EIA Pay-As-You-Drive (PAYD) Study

Studying ways to change driving habits

IssuesOutcomesServices

Issues

Mileage-based insurance (also known as Pay-As-You-Drive, or PAYD) means that vehicle insurance premiums are partially based on the number of miles a vehicle is driven during a given period. PAYD insurance is designed to encourage drivers to reduce the amount of miles they drive, thereby saving money, and reducing fossil fuel consumption, carbon emissions, and traffic congestion. While prior research has shown that risk increases with mileage, the precise nature of the relationship at the individual driver level was not well understood, slowing the adoption of this method of encouraging changes in driving habits.

Outcomes

A study to understand the impact of the PAYD method of pricing auto insurance was commissioned by the Conservation Law Foundation and the CLF Ventures affiliate, the Environmental Insurance Agency (EIA). The study was prepared by MIT Professor Joseph Ferreira, Jr. and Eric Minikel for the Conservation Law Foundation, with support from the Surdna Foundation, the Transportation Alliance and the Environmental Insurance Agency, and in collaboration with the Massachusetts Institute of Technology.
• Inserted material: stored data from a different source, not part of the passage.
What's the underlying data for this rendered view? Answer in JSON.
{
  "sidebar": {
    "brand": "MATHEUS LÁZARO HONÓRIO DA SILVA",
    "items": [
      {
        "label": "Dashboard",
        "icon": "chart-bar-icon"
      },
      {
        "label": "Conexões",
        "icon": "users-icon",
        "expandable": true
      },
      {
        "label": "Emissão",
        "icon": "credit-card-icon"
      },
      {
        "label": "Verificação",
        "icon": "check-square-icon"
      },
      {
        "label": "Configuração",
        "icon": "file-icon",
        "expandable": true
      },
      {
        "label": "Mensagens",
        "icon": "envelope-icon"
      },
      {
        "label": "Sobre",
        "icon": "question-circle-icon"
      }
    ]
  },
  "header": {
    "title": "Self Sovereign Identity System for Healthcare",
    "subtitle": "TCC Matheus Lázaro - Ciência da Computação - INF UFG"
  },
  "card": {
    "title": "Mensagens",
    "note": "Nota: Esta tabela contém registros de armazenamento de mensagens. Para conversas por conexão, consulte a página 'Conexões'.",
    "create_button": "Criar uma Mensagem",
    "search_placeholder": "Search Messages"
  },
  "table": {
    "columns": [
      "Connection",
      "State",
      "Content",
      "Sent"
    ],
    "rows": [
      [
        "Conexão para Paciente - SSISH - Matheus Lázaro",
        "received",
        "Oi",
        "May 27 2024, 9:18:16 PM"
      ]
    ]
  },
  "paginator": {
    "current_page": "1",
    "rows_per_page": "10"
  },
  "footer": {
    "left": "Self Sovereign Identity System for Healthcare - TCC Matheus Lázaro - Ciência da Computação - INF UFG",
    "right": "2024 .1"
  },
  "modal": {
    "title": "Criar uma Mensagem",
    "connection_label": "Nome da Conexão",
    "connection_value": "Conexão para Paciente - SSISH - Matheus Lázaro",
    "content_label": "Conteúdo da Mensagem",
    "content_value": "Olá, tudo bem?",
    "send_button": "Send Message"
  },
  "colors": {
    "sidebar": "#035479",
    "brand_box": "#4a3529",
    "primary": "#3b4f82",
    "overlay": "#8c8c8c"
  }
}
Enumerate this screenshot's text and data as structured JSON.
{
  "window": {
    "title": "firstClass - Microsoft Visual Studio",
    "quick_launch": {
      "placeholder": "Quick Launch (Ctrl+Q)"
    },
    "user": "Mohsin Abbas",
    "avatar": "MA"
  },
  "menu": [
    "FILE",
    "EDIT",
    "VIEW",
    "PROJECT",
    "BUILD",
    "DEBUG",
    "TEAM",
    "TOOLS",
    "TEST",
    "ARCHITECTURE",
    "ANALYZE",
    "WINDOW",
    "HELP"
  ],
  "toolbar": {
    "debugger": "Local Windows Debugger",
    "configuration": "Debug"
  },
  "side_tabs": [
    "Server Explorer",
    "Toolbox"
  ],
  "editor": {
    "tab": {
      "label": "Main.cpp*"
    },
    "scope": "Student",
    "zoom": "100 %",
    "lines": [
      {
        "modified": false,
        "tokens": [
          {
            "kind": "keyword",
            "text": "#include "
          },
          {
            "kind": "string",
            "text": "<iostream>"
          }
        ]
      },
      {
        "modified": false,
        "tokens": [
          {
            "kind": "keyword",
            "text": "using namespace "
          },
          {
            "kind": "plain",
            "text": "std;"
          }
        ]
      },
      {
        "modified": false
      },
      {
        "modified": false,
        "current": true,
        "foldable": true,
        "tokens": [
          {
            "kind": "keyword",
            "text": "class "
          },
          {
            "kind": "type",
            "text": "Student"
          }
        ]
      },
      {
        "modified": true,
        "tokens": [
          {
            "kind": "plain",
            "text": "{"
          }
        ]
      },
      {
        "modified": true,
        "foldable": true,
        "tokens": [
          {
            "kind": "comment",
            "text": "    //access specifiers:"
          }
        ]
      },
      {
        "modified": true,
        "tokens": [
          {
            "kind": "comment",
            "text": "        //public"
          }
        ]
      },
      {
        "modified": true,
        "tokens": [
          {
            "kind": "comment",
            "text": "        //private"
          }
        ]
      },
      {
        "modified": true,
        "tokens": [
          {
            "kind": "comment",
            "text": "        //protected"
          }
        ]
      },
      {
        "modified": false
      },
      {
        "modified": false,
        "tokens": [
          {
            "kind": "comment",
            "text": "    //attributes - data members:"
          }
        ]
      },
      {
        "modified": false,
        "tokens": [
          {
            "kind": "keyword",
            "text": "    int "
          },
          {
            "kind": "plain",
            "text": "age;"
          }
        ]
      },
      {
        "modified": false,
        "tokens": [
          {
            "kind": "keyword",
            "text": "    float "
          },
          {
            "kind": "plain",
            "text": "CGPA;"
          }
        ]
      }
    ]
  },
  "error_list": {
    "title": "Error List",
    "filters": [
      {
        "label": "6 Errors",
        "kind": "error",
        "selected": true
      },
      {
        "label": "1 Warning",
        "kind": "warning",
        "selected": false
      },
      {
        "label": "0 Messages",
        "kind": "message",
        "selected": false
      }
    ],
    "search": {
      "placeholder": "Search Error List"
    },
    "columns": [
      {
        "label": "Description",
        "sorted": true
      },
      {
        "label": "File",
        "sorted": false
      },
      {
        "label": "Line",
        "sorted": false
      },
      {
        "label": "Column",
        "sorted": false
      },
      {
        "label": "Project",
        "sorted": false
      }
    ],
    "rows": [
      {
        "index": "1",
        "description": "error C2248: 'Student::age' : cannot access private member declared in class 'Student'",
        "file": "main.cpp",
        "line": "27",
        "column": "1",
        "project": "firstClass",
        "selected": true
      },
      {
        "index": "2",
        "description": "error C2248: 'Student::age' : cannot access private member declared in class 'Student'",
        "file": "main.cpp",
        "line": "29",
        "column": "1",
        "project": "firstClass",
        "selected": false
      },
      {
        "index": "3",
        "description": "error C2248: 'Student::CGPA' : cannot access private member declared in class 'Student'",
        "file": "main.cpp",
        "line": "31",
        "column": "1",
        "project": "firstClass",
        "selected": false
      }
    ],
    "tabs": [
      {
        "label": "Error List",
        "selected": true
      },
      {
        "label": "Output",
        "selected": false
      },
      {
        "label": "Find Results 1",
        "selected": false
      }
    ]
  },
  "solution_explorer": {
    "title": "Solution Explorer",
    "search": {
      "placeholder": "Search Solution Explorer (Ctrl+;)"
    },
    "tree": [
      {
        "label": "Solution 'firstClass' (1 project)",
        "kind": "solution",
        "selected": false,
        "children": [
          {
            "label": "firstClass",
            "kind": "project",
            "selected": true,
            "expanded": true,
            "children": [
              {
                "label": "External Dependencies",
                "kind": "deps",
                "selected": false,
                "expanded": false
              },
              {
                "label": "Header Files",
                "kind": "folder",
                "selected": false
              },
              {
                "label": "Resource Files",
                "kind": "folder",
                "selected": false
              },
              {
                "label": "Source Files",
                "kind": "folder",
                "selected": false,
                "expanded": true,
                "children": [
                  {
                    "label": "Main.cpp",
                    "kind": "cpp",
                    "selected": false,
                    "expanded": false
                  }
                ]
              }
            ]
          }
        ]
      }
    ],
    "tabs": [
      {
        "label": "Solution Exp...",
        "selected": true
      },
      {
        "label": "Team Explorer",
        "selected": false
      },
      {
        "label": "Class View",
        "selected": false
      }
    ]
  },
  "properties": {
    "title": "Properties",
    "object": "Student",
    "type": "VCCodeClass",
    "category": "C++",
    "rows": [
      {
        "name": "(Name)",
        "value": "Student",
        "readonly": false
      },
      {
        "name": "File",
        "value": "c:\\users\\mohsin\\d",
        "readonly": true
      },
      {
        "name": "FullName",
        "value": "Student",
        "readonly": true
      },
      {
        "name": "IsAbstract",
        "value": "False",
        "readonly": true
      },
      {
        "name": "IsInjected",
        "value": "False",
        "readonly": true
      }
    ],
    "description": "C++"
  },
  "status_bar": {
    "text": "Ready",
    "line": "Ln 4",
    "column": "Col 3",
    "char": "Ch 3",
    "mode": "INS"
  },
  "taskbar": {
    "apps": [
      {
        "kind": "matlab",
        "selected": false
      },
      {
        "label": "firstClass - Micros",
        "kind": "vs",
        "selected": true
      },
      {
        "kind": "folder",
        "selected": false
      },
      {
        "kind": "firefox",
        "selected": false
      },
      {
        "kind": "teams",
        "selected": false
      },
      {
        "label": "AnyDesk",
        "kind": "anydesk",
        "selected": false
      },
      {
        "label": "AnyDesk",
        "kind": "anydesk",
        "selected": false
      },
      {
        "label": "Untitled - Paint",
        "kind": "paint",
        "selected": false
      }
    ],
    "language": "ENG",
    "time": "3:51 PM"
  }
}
The report is the first of its kind linking real miles driven with actual claims filed, analyzing $502 million of claims on over 3 million cars for a total of 34 billion miles from the Commonwealth of Massachusetts.  More information about the study can be found at http://www.clf.org/work/HCEJ/PAYD.

The study found a significant correlation between miles driven and risk and confirms that mileage is an accurate predictor of risk, laying the groundwork for adoption of alternative auto insurance pricing models based on mileage. Overall, the study confirms the actuarial soundness of Pay-As-You-Drive (PAYD) auto insurance pricing and indicates that the PAYD approach would significantly reduce miles driven, auto accident losses, insurance costs and greenhouse gas emissions, creating a win-win-win situation for insurers, consumers and the environment. Specifically, the study found that:

  • PAYD provides individual policyholders more control over their insurance costs and more accurate premiums for the type of driving they do. PAYD pricing reduces inequities by eliminating the subsidies low-mileage drivers currently pay for high-mileage drivers in the traditional pricing system.
  • The study estimates that switching all Massachusetts drivers to pure per-mile auto insurance pricing would reduce mileage, accident costs, and fuel consumption by 9.5% and cut 2 million tons of CO2 emissions. Depending on a number of variables, including the amount paid per mile, the types of coverage provided and the availability of alternative modes of transportation to drivers, the reductions could range between 3 and 14%.

Services Utilized

Analysis
CLF Ventures identified the need to conduct a study of this kind to provide solid analytical data to an environmentally sound idea, thereby encouraging the adoption of policies that reduce traffic congestion and protect the environment. CLF Ventures connections in the scientific community identified the partners for conducting the study. EIA and CLF Ventures personnel identified the funding sources required for the analytical team to conduct the work based on our partnerships in the foundation community.

Communication
CLF Ventures utilized our communications skills and connections in the regulatory community to publicize the importance of this study and encourage its review with state agencies. The study is being used by the State of Massachusetts to consider further exploration of the PAYD model.